In a subsequent news release, NCOIL explained that a substantial risk exists for the MTC model to trigger retaliatory taxation, a potential unique to the insurance industry. The MTC has concluded that a retaliatory tax would be avoided by imposing tax on the subsidiary entity rather than the insurer, in spite of expert opinion to the contrary.

 

NCOIL Seeks to Develop Model Law on Discontinued Health Insurance Plans

After a year of committee exploration of the issue, the NCOIL Executive Committee voted unanimously on November 18 to  develop a model law designed to aid health insurance policyholders who find themselves in a closed book of business.

The model, approved by NCOIL’s Health, Long-Term Care and Health Retirement Committee, will focus on educating policyholders of the implications of being in a discontinued health care plan.

Legislators believe that companies should be obliged to notify consumers of their circumstances and should be required to share with policyholders the implication of being in such a plan, the likelihood of increases in premium, and the options available to them upon a change in their insurance policy.

NCOIL’s Health, Long-Term Care and Health Retirement Committee had looked at concerns related to discontinued health plans at its 2012 Spring and Summer meetings, but deferred the issue to consider implications of the Patient Protection and Affordable Care Act (“PPACA”). 

In addition to the development of the model, the Committee also elected to further examine the PPACA and the licensing of exchange navigators, as well as to continue to follow the impacts of federal reforms and provide guidance to states implementing federal healthcare.  Legislators also resolved to explore issues regarding Medicare and Medicaid, investigate long-term care insurance issues and examine state activity on mandated oral chemotherapy treatments.

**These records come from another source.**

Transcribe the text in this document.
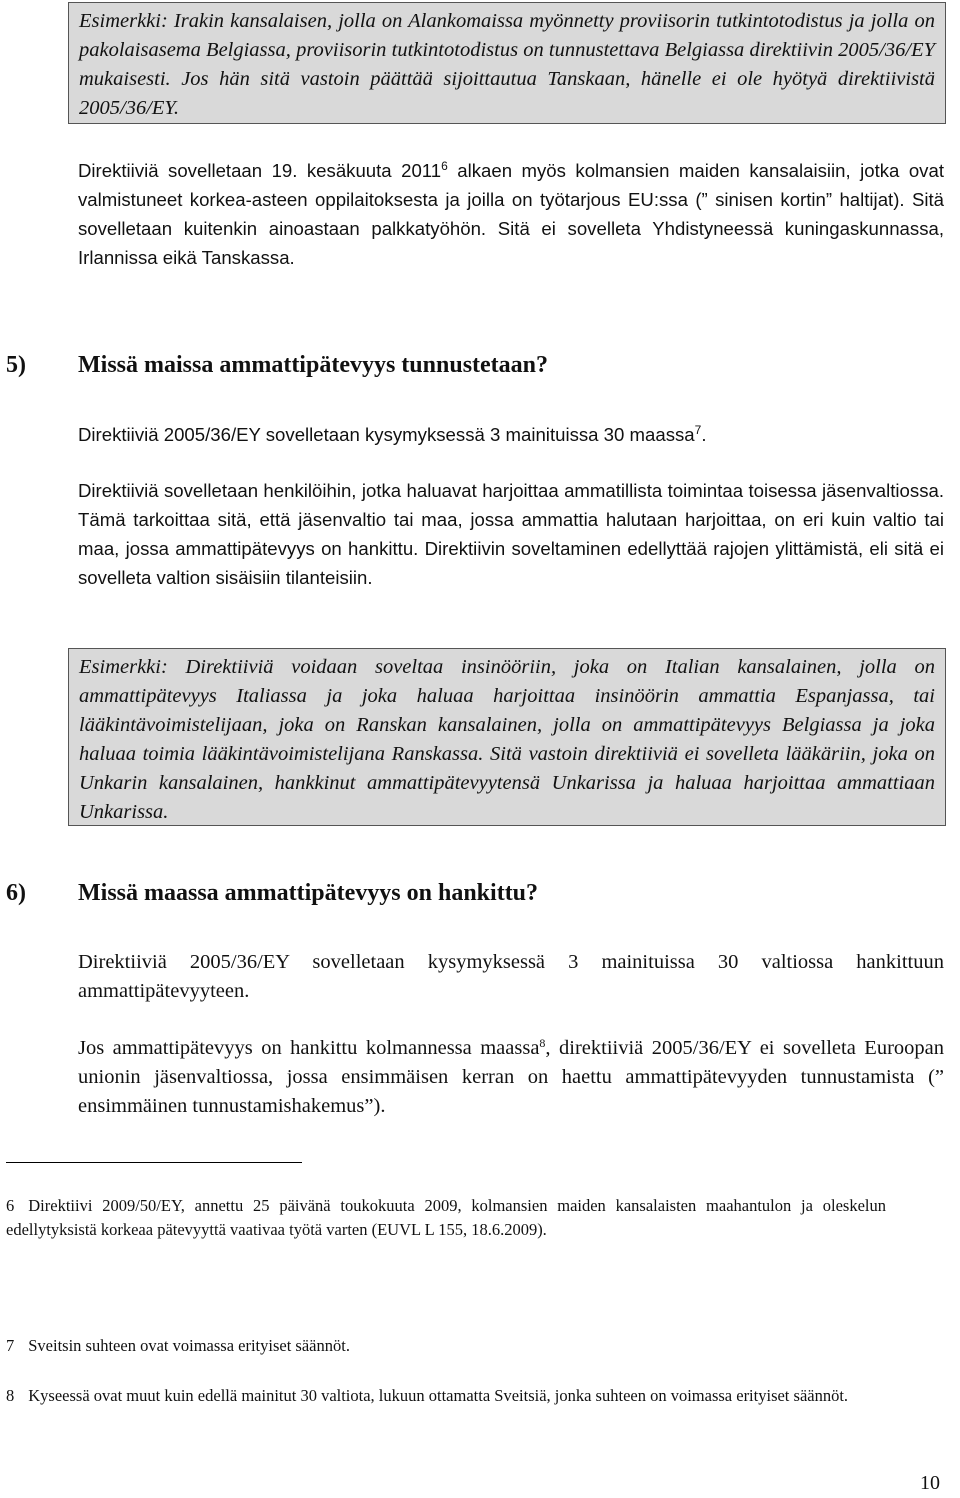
Esimerkki: Irakin kansalaisen, jolla on Alankomaissa myönnetty proviisorin tutkintotodistus ja jolla on pakolaisasema Belgiassa, proviisorin tutkintotodistus on tunnustettava Belgiassa direktiivin 2005/36/EY mukaisesti. Jos hän sitä vastoin päättää sijoittautua Tanskaan, hänelle ei ole hyötyä direktiivistä 2005/36/EY.
Direktiiviä sovelletaan 19. kesäkuuta 2011$^6$ alkaen myös kolmansien maiden kansalaisiin, jotka ovat valmistuneet korkea-asteen oppilaitoksesta ja joilla on työtarjous EU:ssa (” sinisen kortin” haltijat). Sitä sovelletaan kuitenkin ainoastaan palkkatyöhön. Sitä ei sovelleta Yhdistyneessä kuningaskunnassa, Irlannissa eikä Tanskassa.
5) Missä maissa ammattipätevyys tunnustetaan?
Direktiiviä 2005/36/EY sovelletaan kysymyksessä 3 mainituissa 30 maassa$^7$.
Direktiiviä sovelletaan henkilöihin, jotka haluavat harjoittaa ammatillista toimintaa toisessa jäsenvaltiossa. Tämä tarkoittaa sitä, että jäsenvaltio tai maa, jossa ammattia halutaan harjoittaa, on eri kuin valtio tai maa, jossa ammattipätevyys on hankittu. Direktiivin soveltaminen edellyttää rajojen ylittämistä, eli sitä ei sovelleta valtion sisäisiin tilanteisiin.
Esimerkki: Direktiiviä voidaan soveltaa insinööriin, joka on Italian kansalainen, jolla on ammattipätevyys Italiassa ja joka haluaa harjoittaa insinöörin ammattia Espanjassa, tai lääkintävoimistelijaan, joka on Ranskan kansalainen, jolla on ammattipätevyys Belgiassa ja joka haluaa toimia lääkintävoimistelijana Ranskassa. Sitä vastoin direktiiviä ei sovelleta lääkäriin, joka on Unkarin kansalainen, hankkinut ammattipätevyytensä Unkarissa ja haluaa harjoittaa ammattiaan Unkarissa.
6) Missä maassa ammattipätevyys on hankittu?
Direktiiviä 2005/36/EY sovelletaan kysymyksessä 3 mainituissa 30 valtiossa hankittuun ammattipätevyyteen.
Jos ammattipätevyys on hankittu kolmannessa maassa$^8$, direktiiviä 2005/36/EY ei sovelleta Euroopan unionin jäsenvaltiossa, jossa ensimmäisen kerran on haettu ammattipätevyyden tunnustamista (” ensimmäinen tunnustamishakemus”).
6 Direktiivi 2009/50/EY, annettu 25 päivänä toukokuuta 2009, kolmansien maiden kansalaisten maahantulon ja oleskelun edellytyksistä korkeaa pätevyyttä vaativaa työtä varten (EUVL L 155, 18.6.2009).
7 Sveitsin suhteen ovat voimassa erityiset säännöt.
8 Kyseessä ovat muut kuin edellä mainitut 30 valtiota, lukuun ottamatta Sveitsiä, jonka suhteen on voimassa erityiset säännöt.
10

The Committee elected to postpone the review of the NCOIL Mental Health Parity Model Act until the Spring 2013 meeting.

 

Tougher Insurance Regulation Explored

In a review of the title insurance market, NCOIL lawmakers committed to exploring the possibility of creating related model legislation in 2013.

A special November 16 panel discussion was held by NCOIL’s Property-Casualty Insurance Committee in response to strong legislator concerns about title insurance costs and competition voiced at NCOIL’s 2012 Summer Meeting.

Participating in the discussion were Massachusetts Insurance Commissioner Joe Murphy, who discussed various National Association of Insurance Commissioners title insurance efforts; Justin Ailes of the American Land Title Insurance Association, who outlined how title insurance works and its economic impacts; and Robert Holman, who represented the National Association of Independent Land Title Agents and spoke about conflict of interest concerns, among other items.

During the course of the discussion, Mr. Ailes said that title insurers in 2011 had a combined ratio (amount of expenses and losses as related to premium earned) of 112.7 percent, compared with the rest of the property and casualty industry’s ostensibly healthier 108.3 percent. He explained that title insurance covers against past events, rather than possible future losses, such as the case with auto insurance.  The title insurance industry was working on best practices to enhance efficiencies and consumer protections, he said.

Mr. Holman said consumers should be concerned about consolidation and anti-competition, noting that just four companies write a significant majority of coverage in the U.S. He said that arrangements among title insurers and entities such as realtors and settlement lawyers limit consumer choice and help increase prices.  He also commented that improvements and protections were warranted.

At the conclusion of the Committee meeting, the group adopted a 2013 charge to investigate title insurance concerns and take a position as appropriate.  Title insurance-which is primarily a U.S. phenomenon-protects lenders from liability and losses related to land title disputes.  Lenders require their borrowers to purchase title insurance on the lenders’ behalf in order to secure a loan. The borrower can buy title insurance for himself, if he chooses, at an additional cost.